Dodgers manager Joe Torre, who replaced Herzog as Cardinals manager in 1990, believes the recognition is long overdue for the 78-year-old Herzog.
"He was a tough customer, the ballclub always took on his personality," Torre said. "Whitey in my opinion is a very brilliant baseball mind, never afraid to fail. I'm just happy he's in the Hall of Fame and think it should have happened before now."
La Russa feels the same way.
"It's been coming," he said. "I don't think there was any question he was going to get in, it was just a matter of time. He had a great career."
It seems like yesterday for some who were around to witness the rise of the franchise under the imaginative leadership of the man — after he was a white-haired little boy — known as the White Rat.
Herzog played eight mostly forgettable seasons in the majors. He was a career .257 hitter and never had more than 38 RBIs in a season.
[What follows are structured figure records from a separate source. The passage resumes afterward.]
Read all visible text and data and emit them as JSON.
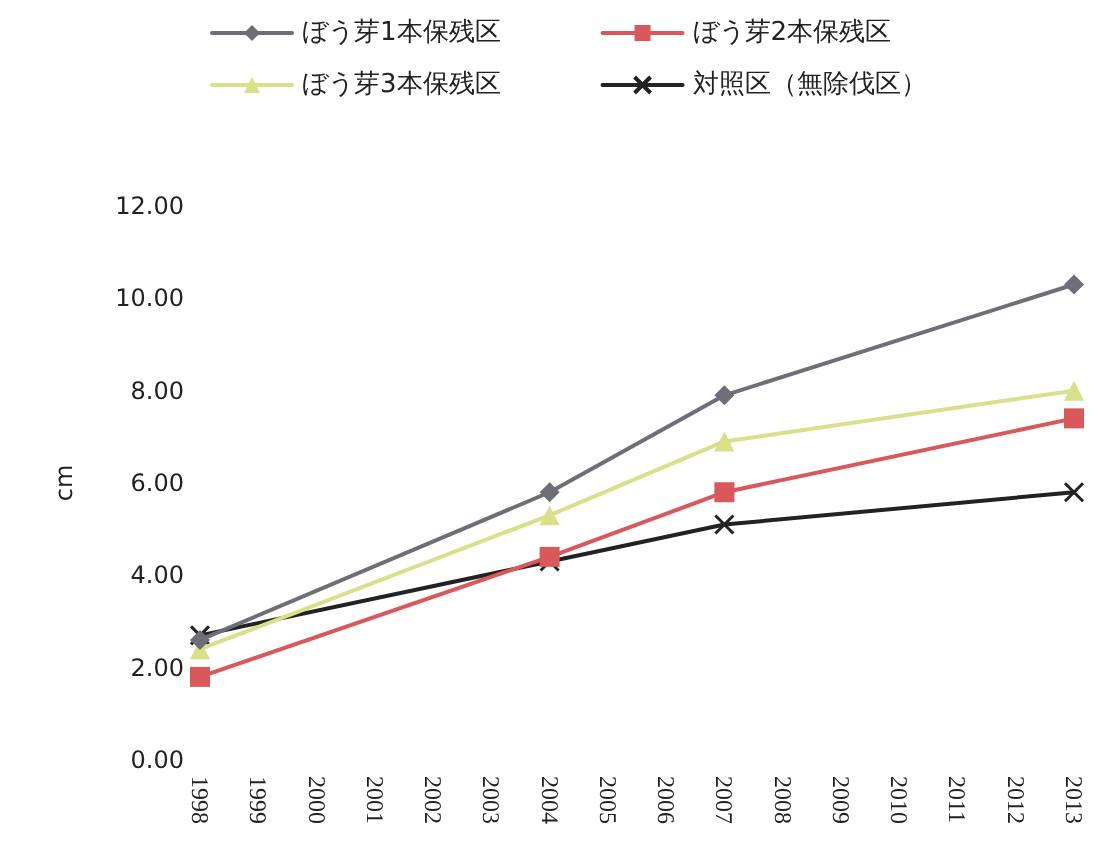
{
  "chart_data": {
    "type": "line",
    "ylabel": "cm",
    "xlim": [
      1998,
      2013
    ],
    "xticks": [
      1998,
      1999,
      2000,
      2001,
      2002,
      2003,
      2004,
      2005,
      2006,
      2007,
      2008,
      2009,
      2010,
      2011,
      2012,
      2013
    ],
    "ylim": [
      0,
      12
    ],
    "yticks": [
      {
        "value": 0,
        "label": "0.00"
      },
      {
        "value": 2,
        "label": "2.00"
      },
      {
        "value": 4,
        "label": "4.00"
      },
      {
        "value": 6,
        "label": "6.00"
      },
      {
        "value": 8,
        "label": "8.00"
      },
      {
        "value": 10,
        "label": "10.00"
      },
      {
        "value": 12,
        "label": "12.00"
      }
    ],
    "grid": false,
    "legend": "top",
    "series": [
      {
        "name": "ぼう芽1本保残区",
        "color": "#6e6e78",
        "marker": "diamond",
        "x": [
          1998,
          2004,
          2007,
          2013
        ],
        "values": [
          2.6,
          5.8,
          7.9,
          10.3
        ]
      },
      {
        "name": "ぼう芽2本保残区",
        "color": "#d9585a",
        "marker": "square",
        "x": [
          1998,
          2004,
          2007,
          2013
        ],
        "values": [
          1.8,
          4.4,
          5.8,
          7.4
        ]
      },
      {
        "name": "ぼう芽3本保残区",
        "color": "#d8e08a",
        "marker": "triangle",
        "x": [
          1998,
          2004,
          2007,
          2013
        ],
        "values": [
          2.4,
          5.3,
          6.9,
          8.0
        ]
      },
      {
        "name": "対照区（無除伐区）",
        "color": "#222222",
        "marker": "cross",
        "x": [
          1998,
          2004,
          2007,
          2013
        ],
        "values": [
          2.7,
          4.3,
          5.1,
          5.8
        ]
      }
    ]
  }
}
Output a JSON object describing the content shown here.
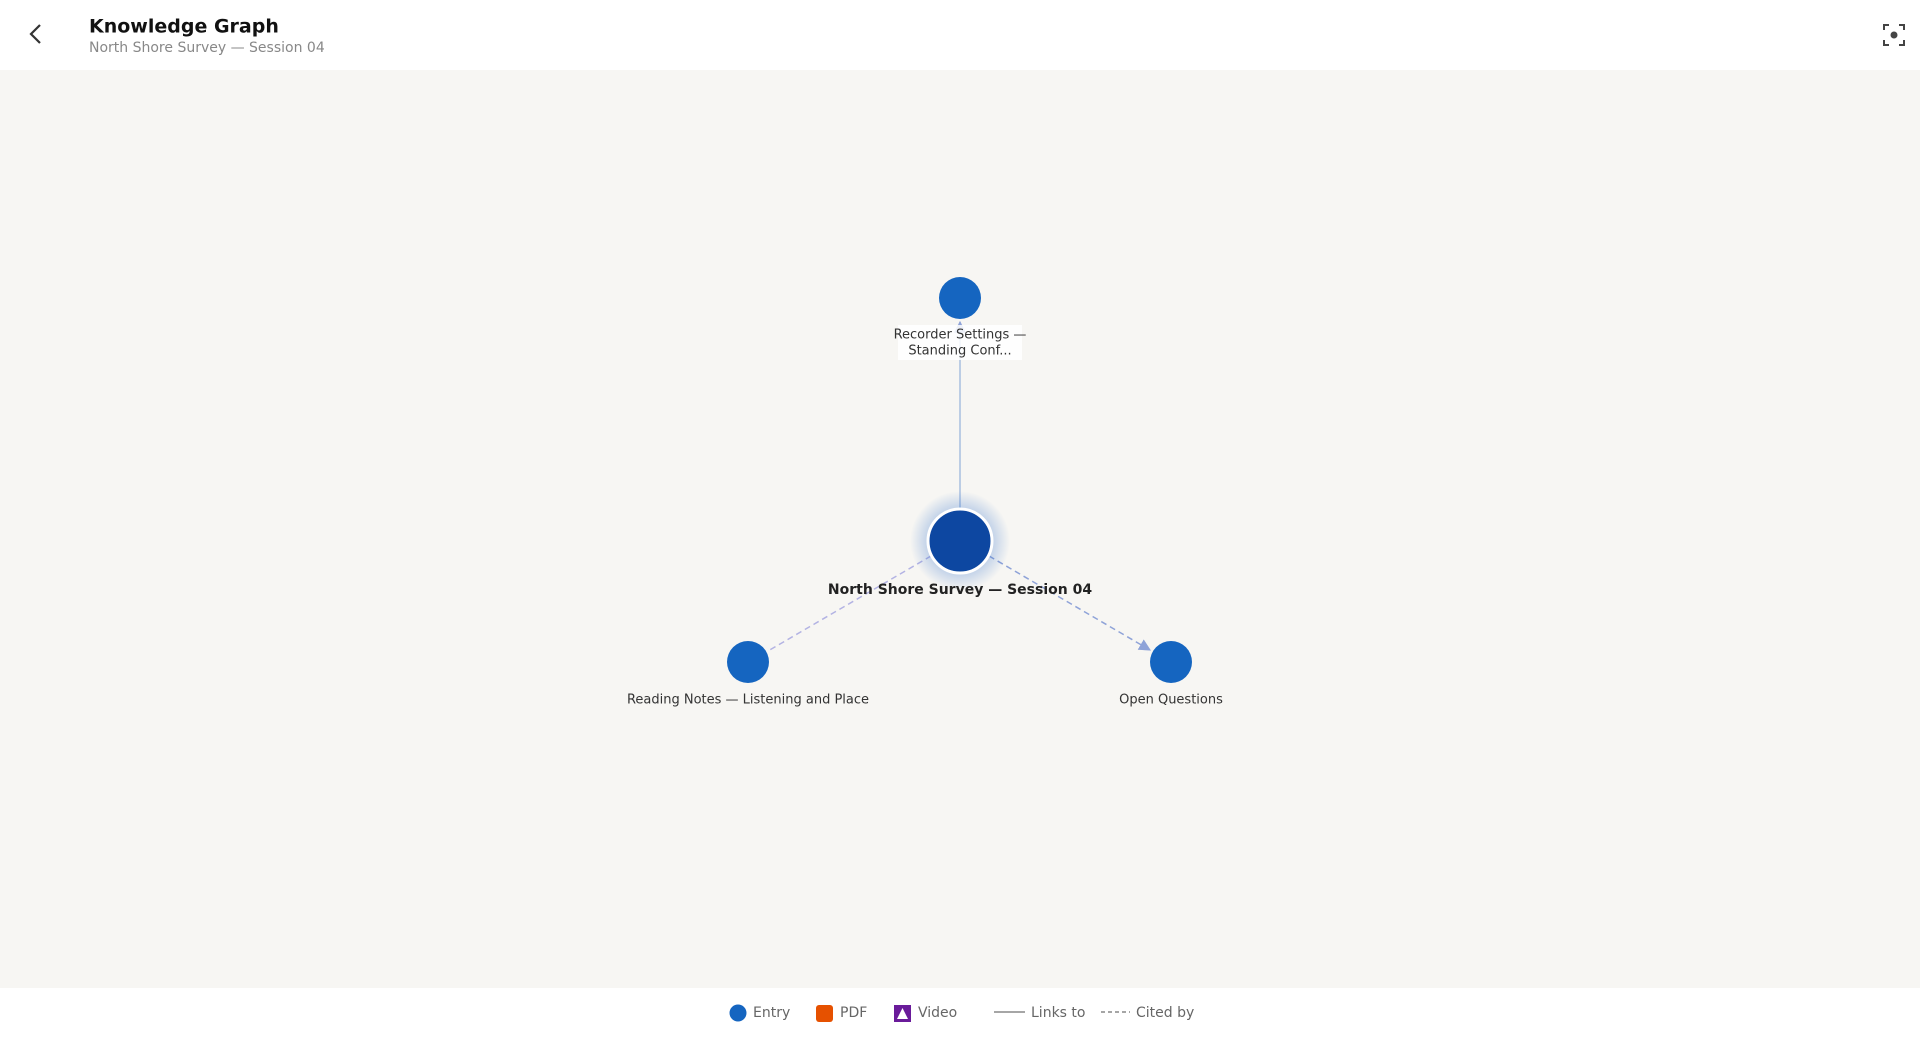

His fame came later.
The Cardinals hired Herzog as manager midway through the 1980 season and shortly thereafter added general manager to his title. After stops in Texas, California and Kansas City, where he led the Royals to 90 wins and their first AL West title, he immediately put his stamp on the Cardinals, engineering three blockbuster trades involving 21 players at the winter meetings after the '80 season.
He acquired a pair of Hall of Famers, reliever Bruce Sutter from the Cubs and shortstop Ozzie Smith from the Padres.
"He sort of changed what being a general manager was all about, making deals that he put together as a manager which is sort of like we do in football. 'If you want this player, you're going to have take this one, this one and this one,'" Torre said. "I thought it was pretty brazen, but it made sense."
The Cardinals won their first World Series in 15 years in 1982, and took NL pennants in 1985 and 1987 with a team built for speed and a style of play known as Whiteyball.
Herzog recalls that when he managed the Cardinals, half of the dozen teams in the National League had artificial turf. Busch Stadium was one of them.
"People used to say we could play baseball because we were in St. Louis," Herzog said. "We were a good turf team, but we also were a good team on the road."
Herzog was so successful that fans long ago forgave him from walking away from the job. Herzog resigned in July 1990, frustrated with what he perceived as a greedy, self-centered generation of players.
The Cardinals have been a huge regional drawing card ever since. The new Busch Stadium is 5 years old, yet before every game fans spend time snapping photos around the statues honoring the team's greats and scrutinizing personalized bricks.
"It didn't start with him and it didn't end with him, but his contribution was to really build the foundation for what the Cardinal Nation is," said broadcaster Rick Horton, a relief pitcher for Herzog with the Cardinals. "He educated the fans. He was a really good communicator about the game."
Horton was a member of the '90 team that was expected to contend but was only 33-47 when Herzog quit. He describes the season up to that point as "bizarre" and "almost surreal."
"It was a low point and it seemed as if Whitey's authority was being taken from him, and I guess that's how he'd say it," Horton said. "He was losing some of his grip on players, maybe, but it was just a weird time.
"And we were underperforming big time, which was so different from teams in '85 and '87 that overperformed in a very big way."
Horton plans on being in Cooperstown for the induction ceremony. Slugger Jack Clark, too.
"He loved the game very deeply and if you're around him, you get excited about the game," Horton said. "It's infectious, his passion for the game.
"When you're around Whitey it's like, 'Oh yeah, this is why I love this game."